Чутье подсказало ей, что лучше всего будет, если она сядет на краешек сиденья, присядет робко, словно кроткое тонкое насекомое, на миг раскрывшее тончайшие маленькие крылья на ветке… Она, кажется, давно не видела такого стула – сиденье и спинка обиты были зеленым шелком. Старик говорил с ней по-немецки. Она вдруг подумала, что лучше – опять же! – отвечать ему по-французски; это – французские слова – сразу могло показать ее как образованную женщину хорошего происхождения…
– Благодарю, – тихо сказала она по-французски.

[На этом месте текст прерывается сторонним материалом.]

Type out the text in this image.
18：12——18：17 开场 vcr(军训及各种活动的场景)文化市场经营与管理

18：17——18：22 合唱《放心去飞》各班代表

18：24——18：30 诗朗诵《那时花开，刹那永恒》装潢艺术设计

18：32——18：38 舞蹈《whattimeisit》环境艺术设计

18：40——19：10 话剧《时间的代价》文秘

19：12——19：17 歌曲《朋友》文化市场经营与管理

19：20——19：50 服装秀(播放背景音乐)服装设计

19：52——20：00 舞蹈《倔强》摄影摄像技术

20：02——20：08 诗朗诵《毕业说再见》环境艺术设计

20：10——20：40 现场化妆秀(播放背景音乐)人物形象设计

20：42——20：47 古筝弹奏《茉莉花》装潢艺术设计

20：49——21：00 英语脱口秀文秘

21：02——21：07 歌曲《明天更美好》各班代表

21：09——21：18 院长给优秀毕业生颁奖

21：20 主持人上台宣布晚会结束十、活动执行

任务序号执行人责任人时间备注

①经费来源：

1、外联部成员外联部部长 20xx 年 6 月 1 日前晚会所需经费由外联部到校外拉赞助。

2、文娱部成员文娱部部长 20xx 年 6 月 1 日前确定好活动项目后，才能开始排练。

Он посмотрел, как добродушный старик, доброжелательно и насмешливо:
– Мне ваши похождения известны, – он вовсе не сердился. – Разумеется, для того, чтобы разыгрывать из себя знатную даму, следует знать хотя бы несколько слов по-французски!

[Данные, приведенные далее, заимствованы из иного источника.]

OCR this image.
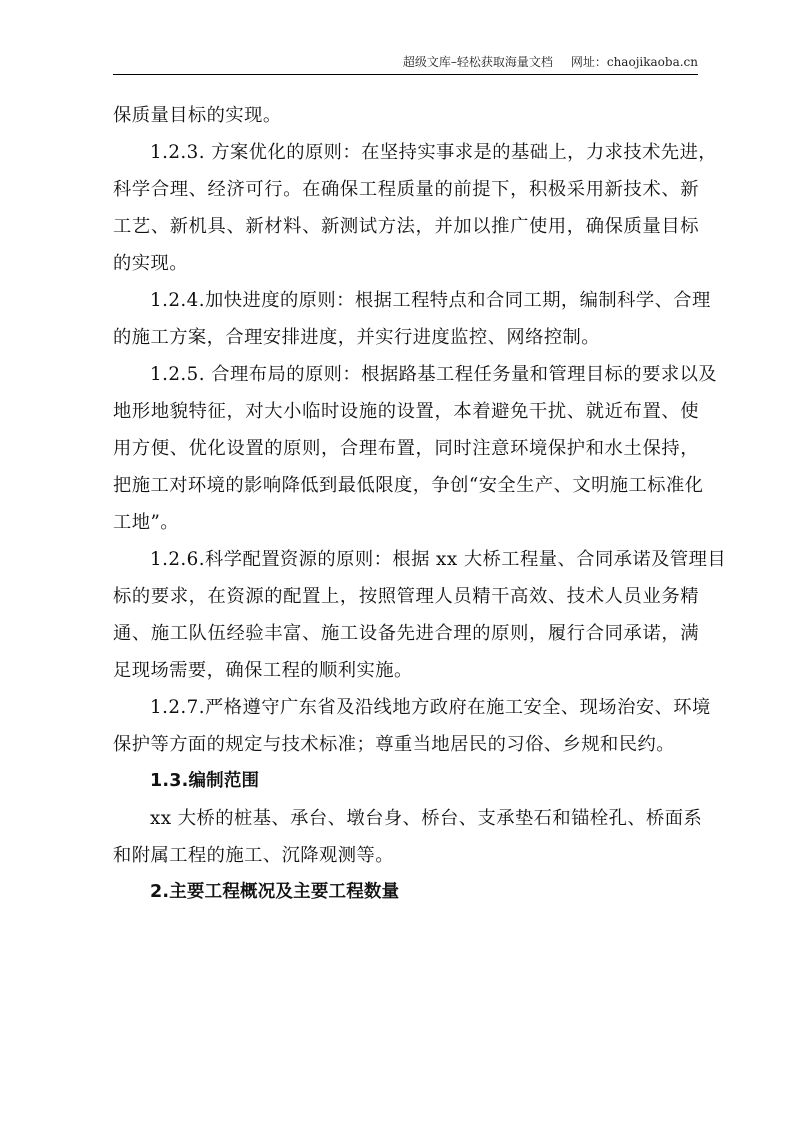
超级文库–轻松获取海量文档 网址：chaojikaoba.cn
保质量目标的实现。
1.2.3. 方案优化的原则：在坚持实事求是的基础上，力求技术先进，
科学合理、经济可行。在确保工程质量的前提下，积极采用新技术、新
工艺、新机具、新材料、新测试方法，并加以推广使用，确保质量目标
的实现。
1.2.4.加快进度的原则：根据工程特点和合同工期，编制科学、合理
的施工方案，合理安排进度，并实行进度监控、网络控制。
1.2.5. 合理布局的原则：根据路基工程任务量和管理目标的要求以及
地形地貌特征，对大小临时设施的设置，本着避免干扰、就近布置、使
用方便、优化设置的原则，合理布置，同时注意环境保护和水土保持，
把施工对环境的影响降低到最低限度，争创“安全生产、文明施工标准化
工地”。
1.2.6.科学配置资源的原则：根据 xx 大桥工程量、合同承诺及管理目
标的要求，在资源的配置上，按照管理人员精干高效、技术人员业务精
通、施工队伍经验丰富、施工设备先进合理的原则，履行合同承诺，满
足现场需要，确保工程的顺利实施。
1.2.7.严格遵守广东省及沿线地方政府在施工安全、现场治安、环境
保护等方面的规定与技术标准；尊重当地居民的习俗、乡规和民约。
1.3.编制范围
xx 大桥的桩基、承台、墩台身、桥台、支承垫石和锚栓孔、桥面系
和附属工程的施工、沉降观测等。
2.主要工程概况及主要工程数量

– Я знаю больше, – она овладела собой и спокойно перебила его.
Он попросил, именно не приказал, а попросил, чтобы она не перебивала его. Но от кончиков его седоватых бровей обозначились вверх на лбу досадливые морщинки, словно стрелочки. Мадлен тотчас замолчала.
– Вы не француженка, – он говорил по-прежнему добродушно, однако с оттенком безапелляционности. – Вы, должно быть, немка или итальянка. Я не знаю итальянского языка…

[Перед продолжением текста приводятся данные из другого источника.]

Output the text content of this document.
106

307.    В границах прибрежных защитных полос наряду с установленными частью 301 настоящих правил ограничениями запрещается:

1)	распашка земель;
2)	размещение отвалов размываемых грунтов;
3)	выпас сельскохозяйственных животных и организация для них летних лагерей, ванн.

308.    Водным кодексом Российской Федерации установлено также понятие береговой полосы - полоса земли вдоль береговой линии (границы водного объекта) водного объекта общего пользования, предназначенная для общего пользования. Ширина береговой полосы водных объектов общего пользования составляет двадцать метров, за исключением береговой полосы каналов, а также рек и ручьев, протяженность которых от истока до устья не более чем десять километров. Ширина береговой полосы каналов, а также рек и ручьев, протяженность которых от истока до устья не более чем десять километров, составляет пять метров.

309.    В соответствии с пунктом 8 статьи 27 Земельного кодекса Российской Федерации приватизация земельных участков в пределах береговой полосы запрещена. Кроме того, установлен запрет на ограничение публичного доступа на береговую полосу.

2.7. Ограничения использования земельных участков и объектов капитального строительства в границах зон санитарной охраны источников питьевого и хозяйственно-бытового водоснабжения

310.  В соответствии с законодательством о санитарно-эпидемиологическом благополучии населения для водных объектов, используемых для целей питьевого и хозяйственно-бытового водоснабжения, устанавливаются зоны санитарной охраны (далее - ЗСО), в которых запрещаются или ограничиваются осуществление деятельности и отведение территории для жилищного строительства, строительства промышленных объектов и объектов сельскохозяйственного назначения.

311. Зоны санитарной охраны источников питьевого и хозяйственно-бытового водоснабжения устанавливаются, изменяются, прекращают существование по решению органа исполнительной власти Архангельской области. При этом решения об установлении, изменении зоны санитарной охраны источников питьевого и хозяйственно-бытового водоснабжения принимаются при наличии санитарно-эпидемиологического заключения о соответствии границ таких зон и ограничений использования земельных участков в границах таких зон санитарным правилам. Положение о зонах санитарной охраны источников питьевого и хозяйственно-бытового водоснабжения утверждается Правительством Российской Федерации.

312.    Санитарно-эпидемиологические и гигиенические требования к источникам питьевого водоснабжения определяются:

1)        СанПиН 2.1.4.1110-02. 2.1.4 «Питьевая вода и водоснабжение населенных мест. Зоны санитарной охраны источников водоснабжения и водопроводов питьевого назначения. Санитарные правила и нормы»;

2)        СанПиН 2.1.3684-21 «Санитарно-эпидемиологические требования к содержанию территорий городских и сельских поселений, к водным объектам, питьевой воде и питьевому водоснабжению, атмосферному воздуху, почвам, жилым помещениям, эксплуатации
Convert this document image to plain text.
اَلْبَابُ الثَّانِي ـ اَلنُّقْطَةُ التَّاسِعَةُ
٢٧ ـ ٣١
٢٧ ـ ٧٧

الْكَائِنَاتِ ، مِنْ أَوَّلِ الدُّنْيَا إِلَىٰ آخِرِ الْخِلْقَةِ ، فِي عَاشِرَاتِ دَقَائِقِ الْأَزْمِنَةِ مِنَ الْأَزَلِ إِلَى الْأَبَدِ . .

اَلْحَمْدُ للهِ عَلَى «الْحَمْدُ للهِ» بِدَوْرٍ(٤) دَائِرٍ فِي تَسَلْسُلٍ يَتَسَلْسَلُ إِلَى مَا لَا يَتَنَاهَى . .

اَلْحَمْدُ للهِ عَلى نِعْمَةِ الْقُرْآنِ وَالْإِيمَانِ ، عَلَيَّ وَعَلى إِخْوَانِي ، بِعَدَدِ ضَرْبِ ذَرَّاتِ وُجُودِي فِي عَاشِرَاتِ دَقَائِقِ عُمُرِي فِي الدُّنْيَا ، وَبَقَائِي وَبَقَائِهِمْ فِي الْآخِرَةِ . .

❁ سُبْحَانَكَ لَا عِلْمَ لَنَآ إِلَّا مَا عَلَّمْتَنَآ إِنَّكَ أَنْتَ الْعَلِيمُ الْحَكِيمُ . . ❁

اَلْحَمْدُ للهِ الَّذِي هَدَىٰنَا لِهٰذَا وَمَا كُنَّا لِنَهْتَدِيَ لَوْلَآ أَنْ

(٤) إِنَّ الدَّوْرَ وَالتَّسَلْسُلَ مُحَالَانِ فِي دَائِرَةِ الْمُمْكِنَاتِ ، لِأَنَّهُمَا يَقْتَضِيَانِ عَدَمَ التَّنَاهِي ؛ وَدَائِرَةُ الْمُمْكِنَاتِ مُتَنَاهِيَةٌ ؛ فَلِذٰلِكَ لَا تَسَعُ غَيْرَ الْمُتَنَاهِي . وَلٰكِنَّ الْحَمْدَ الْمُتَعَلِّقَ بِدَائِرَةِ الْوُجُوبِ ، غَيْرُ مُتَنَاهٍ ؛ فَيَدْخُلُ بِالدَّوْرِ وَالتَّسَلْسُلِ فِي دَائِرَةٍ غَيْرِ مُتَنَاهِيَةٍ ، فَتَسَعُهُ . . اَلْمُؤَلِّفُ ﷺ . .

Она теперь была совершенно спокойна:
– Я тоже не говорю по-итальянски…
– Кто такая Мадлен де Монтерлан, за которую вы выдавали себя?
– Я… Я не знаю… – Она слегка запнулась, но дальше все пошло гладко. – Я ничего о своем происхождении не знаю. Меня воспитывали в деревне, в Швейцарии. Старая нянька присматривала за мной. Потом приехала женщина, которая научила меня играть на клавесине и на арфе, а также французскому и немного – итальянскому. Моя нянька говорила по-немецки… Затем меня отвезли в монастырь, это было в горах, в Италии… Если бы я лгала, я могла бы придумать имя этого монастыря, но я говорю правду и потому ничего не хочу придумывать! В монастыре я пробыла около года, меня держали взаперти, в особых покоях. Однажды настоятельница вызвала меня к себе и вручила бумаги, якобы удостоверяющие мою личность. Она сказала мне, что я – Мадлен де Монтерлан! Вместе с бумагами она вручила мне и деньги. Она также сказала, что я уже не могу оставаться в монастыре. В сущности, меня выставили на улицу, бросили на произвол судьбы. Я не знала, кто я, не знала, кто такая Мадлен де Монтерлан! В Швейцарии меня называли Катриной!.. Я случайно встретила господина Лэнэ, он принял участие…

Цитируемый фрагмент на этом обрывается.